Chronic stress can cause headaches, stomach problems, heart disease, high blood pressure and even cancer. The strain on our minds can trigger anxiety and depression. Even if you do not suffer such conditions, be a faithful friend to those who fall prey to mental health problems, says Fr Ritaccio.

Does God care, the priest asks. He responds robustly: “Yes!” He writes: “As he [Jesus] hung upon the Cross, dying in agony, we know that he has found us because our cries of pain became his cry as he said: ‘My God, my God, why hast thou forsaken me?’ ”

This pastor preaches to the homeless, the hungry, to people suffering from noisy neighbours and to those who are burdened by child care or over-work.

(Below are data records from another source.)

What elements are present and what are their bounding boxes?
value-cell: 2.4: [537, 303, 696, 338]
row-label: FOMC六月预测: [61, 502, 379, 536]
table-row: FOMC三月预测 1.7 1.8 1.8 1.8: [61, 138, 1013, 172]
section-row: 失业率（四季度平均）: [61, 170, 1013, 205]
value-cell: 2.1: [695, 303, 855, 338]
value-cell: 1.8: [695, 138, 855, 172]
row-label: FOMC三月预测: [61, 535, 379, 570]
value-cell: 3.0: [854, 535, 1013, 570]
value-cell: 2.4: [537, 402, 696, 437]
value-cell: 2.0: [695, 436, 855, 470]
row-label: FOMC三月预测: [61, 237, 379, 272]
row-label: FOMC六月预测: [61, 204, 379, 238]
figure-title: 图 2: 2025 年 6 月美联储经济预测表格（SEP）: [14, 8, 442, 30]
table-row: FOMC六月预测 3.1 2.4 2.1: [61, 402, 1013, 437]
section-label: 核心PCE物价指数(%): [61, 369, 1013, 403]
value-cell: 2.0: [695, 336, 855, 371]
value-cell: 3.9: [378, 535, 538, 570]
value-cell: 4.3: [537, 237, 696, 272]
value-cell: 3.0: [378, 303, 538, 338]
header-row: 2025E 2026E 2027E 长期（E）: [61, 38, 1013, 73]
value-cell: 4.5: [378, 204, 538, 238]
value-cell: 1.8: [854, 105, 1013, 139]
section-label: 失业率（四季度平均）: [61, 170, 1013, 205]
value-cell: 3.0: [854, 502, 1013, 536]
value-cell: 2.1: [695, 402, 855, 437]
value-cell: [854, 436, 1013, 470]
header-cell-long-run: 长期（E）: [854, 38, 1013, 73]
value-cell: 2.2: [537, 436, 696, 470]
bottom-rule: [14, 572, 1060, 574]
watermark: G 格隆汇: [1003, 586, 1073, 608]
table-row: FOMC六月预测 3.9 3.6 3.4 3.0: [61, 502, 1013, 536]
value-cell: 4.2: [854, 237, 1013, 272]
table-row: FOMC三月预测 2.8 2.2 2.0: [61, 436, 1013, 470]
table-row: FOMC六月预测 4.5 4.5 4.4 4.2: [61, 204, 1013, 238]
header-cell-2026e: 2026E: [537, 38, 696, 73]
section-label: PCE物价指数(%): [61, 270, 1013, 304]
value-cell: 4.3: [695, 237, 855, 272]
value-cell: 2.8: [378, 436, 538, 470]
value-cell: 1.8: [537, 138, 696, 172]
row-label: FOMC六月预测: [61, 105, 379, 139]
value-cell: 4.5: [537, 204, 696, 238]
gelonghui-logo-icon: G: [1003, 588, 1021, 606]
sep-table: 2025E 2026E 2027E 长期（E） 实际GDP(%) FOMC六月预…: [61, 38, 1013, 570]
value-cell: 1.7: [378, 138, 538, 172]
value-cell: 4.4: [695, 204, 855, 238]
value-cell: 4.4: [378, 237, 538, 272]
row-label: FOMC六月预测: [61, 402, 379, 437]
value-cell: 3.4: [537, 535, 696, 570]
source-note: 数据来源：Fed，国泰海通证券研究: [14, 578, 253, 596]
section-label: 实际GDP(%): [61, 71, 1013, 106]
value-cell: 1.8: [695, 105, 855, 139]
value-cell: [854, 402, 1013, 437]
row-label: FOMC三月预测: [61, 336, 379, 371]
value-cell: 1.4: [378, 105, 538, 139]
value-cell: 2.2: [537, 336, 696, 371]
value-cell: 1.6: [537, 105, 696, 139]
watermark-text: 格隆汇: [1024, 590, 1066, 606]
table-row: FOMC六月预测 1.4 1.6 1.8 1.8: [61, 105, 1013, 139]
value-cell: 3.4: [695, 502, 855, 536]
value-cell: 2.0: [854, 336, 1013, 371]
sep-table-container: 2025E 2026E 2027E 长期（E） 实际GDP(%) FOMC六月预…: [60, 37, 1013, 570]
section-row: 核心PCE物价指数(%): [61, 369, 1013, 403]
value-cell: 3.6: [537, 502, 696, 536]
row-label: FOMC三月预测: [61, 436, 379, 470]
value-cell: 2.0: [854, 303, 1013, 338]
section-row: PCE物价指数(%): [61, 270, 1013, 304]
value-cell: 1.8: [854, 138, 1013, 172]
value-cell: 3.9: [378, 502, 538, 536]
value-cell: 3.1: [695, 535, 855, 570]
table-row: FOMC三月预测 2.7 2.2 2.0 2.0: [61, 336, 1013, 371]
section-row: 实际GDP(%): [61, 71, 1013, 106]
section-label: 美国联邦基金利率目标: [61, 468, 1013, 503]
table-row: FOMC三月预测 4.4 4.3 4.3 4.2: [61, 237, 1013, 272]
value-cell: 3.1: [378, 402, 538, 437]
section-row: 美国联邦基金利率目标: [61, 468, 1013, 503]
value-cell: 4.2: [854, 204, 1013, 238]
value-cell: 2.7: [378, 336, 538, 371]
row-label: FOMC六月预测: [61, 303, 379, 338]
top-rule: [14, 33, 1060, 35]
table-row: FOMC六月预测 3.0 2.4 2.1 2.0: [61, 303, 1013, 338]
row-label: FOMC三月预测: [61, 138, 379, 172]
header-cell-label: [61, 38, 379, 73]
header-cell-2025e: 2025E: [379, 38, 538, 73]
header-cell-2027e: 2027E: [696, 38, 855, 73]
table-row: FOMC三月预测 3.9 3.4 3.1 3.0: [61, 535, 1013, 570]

In these days of social media sites that encourage self-harm and even suicide, Fr Ritaccio urges young people to resist the Devil. He writes: “Suicide presents itself as a diabolical lie. It cannot provide relief because our existence does not end with death – our souls are immortal.”

Other topics he deals with include the pursuit of money, the need for affection and emotional security, as well as letting go of regrets. Forgiveness, meditation, breathing exercises and prayer for release from strains are all covered in depth.

The author also includes a fine list of Catholic and non-Catholic resources such as websites and charities. This book would make a fine present for godchildren, friends and relatives.